Figure 2 illustrates the workflow of phase 2, where we combine the predictions on the sample interpretation with the wireline logs and train the AI models to predict lithology and reservoir properties for multiple wells across a vast area. Figure 3 displays a subset of the results obtained from Phase 2. It shows the lithology log for the wells in Quad 30, 31 and 32, which were predicted from ML models using the sample interpretations as the labels and the wireline logs as the features.
Figure 2: Illustration of the phase 2 result using the predicted lithology log from phase 1 as the label and the wireline logs as features to train several AI models to predict lithology for multiple wells across the Norwegian Continental Shelf.
Figure 3: The cross-section (from West to East) of the wells in Quad 30, 31 and 32, with the lithology log resulting from ML models trained with the sample interpretations as labels and wireline logs as features. The selected wells are displayed are display in red on the mini-map.
Phase 3: Lithology prediction from seismic data
In phase 3, the predicted logs from phase 2 are used as labels, while the seismic data (angle stacks and velocity volumes) are used as features to train ML models to predict the reservoir properties as 3D volumes covering the vast area.
Figure 4 presents an Inline with a lithology prediction (Figure 4a) and sand percentage prediction (Figure 4b) from the ML models trained with the predicted logs from phase 2 and angle stacks within a cropped survey in Quad 31.
Figure 4: The volumes of lithology prediction (Figure 4a) and sand percentage prediction (Figure 4b) from ML models trained with the predicted logs from phase 2 as labels and seismic data (angle stacks and velocity volume) as features.

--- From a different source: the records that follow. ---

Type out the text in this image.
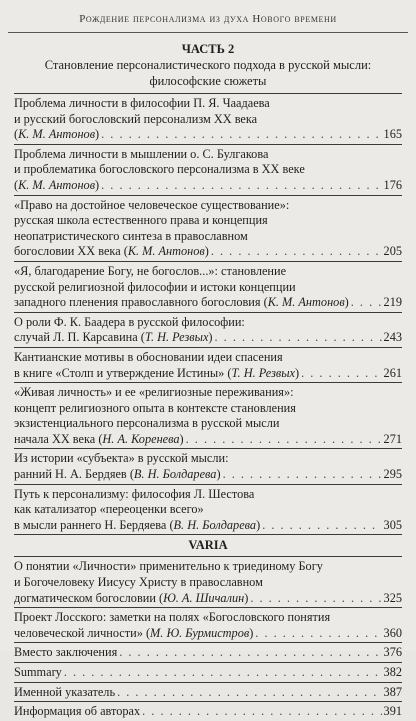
Рождение персонализма из духа Нового времени
ЧАСТЬ 2
Становление персоналистического подхода в русской мысли:
философские сюжеты
Проблема личности в философии П. Я. Чаадаева
и русский богословский персонализм ХХ века
(К. М. Антонов) . . .	165
Проблема личности в мышлении о. С. Булгакова
и проблематика богословского персонализма в ХХ веке
(К. М. Антонов) . . .	176
«Право на достойное человеческое существование»:
русская школа естественного права и концепция
неопатристического синтеза в православном
богословии ХХ века (К. М. Антонов) . . .	205
«Я, благодарение Богу, не богослов...»: становление
русской религиозной философии и истоки концепции
западного пленения православного богословия (К. М. Антонов) . . .	219
О роли Ф. К. Баадера в русской философии:
случай Л. П. Карсавина (Т. Н. Резвых) . . .	243
Кантианские мотивы в обосновании идеи спасения
в книге «Столп и утверждение Истины» (Т. Н. Резвых) . . .	261
«Живая личность» и ее «религиозные переживания»:
концепт религиозного опыта в контексте становления
экзистенциального персонализма в русской мысли
начала ХХ века (Н. А. Коренева) . . .	271
Из истории «субъекта» в русской мысли:
ранний Н. А. Бердяев (В. Н. Болдарева) . . .	295
Путь к персонализму: философия Л. Шестова
как катализатор «переоценки всего»
в мысли раннего Н. Бердяева (В. Н. Болдарева) . . .	305
VARIA
О понятии «Личности» применительно к триединому Богу
и Богочеловеку Иисусу Христу в православном
догматическом богословии (Ю. А. Шичалин) . . .	325
Проект Лосского: заметки на полях «Богословского понятия
человеческой личности» (М. Ю. Бурмистров) . . .	360
Вместо заключения . . .	376
Summary . . .	382
Именной указатель . . .	387
Информация об авторах . . .	391
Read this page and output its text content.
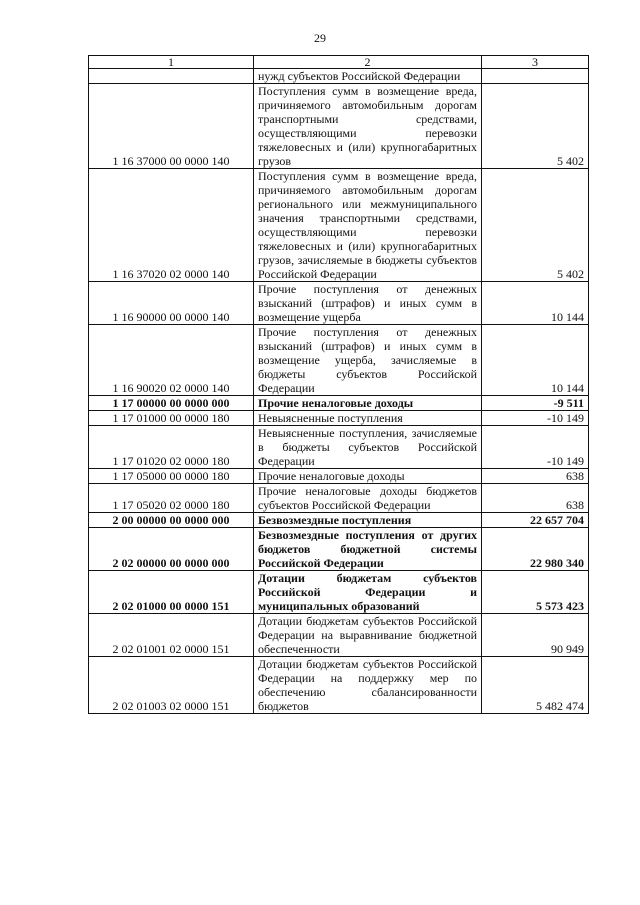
29
1	2	3
	нужд субъектов Российской Федерации	
1 16 37000 00 0000 140	Поступления сумм в возмещение вреда, причиняемого автомобильным дорогам транспортными средствами, осуществляющими перевозки тяжеловесных и (или) крупногабаритных грузов	5 402
1 16 37020 02 0000 140	Поступления сумм в возмещение вреда, причиняемого автомобильным дорогам регионального или межмуниципального значения транспортными средствами, осуществляющими перевозки тяжеловесных и (или) крупногабаритных грузов, зачисляемые в бюджеты субъектов Российской Федерации	5 402
1 16 90000 00 0000 140	Прочие поступления от денежных взысканий (штрафов) и иных сумм в возмещение ущерба	10 144
1 16 90020 02 0000 140	Прочие поступления от денежных взысканий (штрафов) и иных сумм в возмещение ущерба, зачисляемые в бюджеты субъектов Российской Федерации	10 144
1 17 00000 00 0000 000	Прочие неналоговые доходы	-9 511
1 17 01000 00 0000 180	Невыясненные поступления	-10 149
1 17 01020 02 0000 180	Невыясненные поступления, зачисляемые в бюджеты субъектов Российской Федерации	-10 149
1 17 05000 00 0000 180	Прочие неналоговые доходы	638
1 17 05020 02 0000 180	Прочие неналоговые доходы бюджетов субъектов Российской Федерации	638
2 00 00000 00 0000 000	Безвозмездные поступления	22 657 704
2 02 00000 00 0000 000	Безвозмездные поступления от других бюджетов бюджетной системы Российской Федерации	22 980 340
2 02 01000 00 0000 151	Дотации бюджетам субъектов Российской Федерации и муниципальных образований	5 573 423
2 02 01001 02 0000 151	Дотации бюджетам субъектов Российской Федерации на выравнивание бюджетной обеспеченности	90 949
2 02 01003 02 0000 151	Дотации бюджетам субъектов Российской Федерации на поддержку мер по обеспечению сбалансированности бюджетов	5 482 474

Here, we showcased a comprehensive study and a composite workflow to leverage the data available and make data-driven predictions across scales. We curated and integrated data and propagated the ground truth information from the sample level (core and cutting data) to the basin level (seismic data), aided by multiple machine learning methods and models. The value of the available ground truth information was maximised through an iterative, ensemble-based process of QC and data annotation.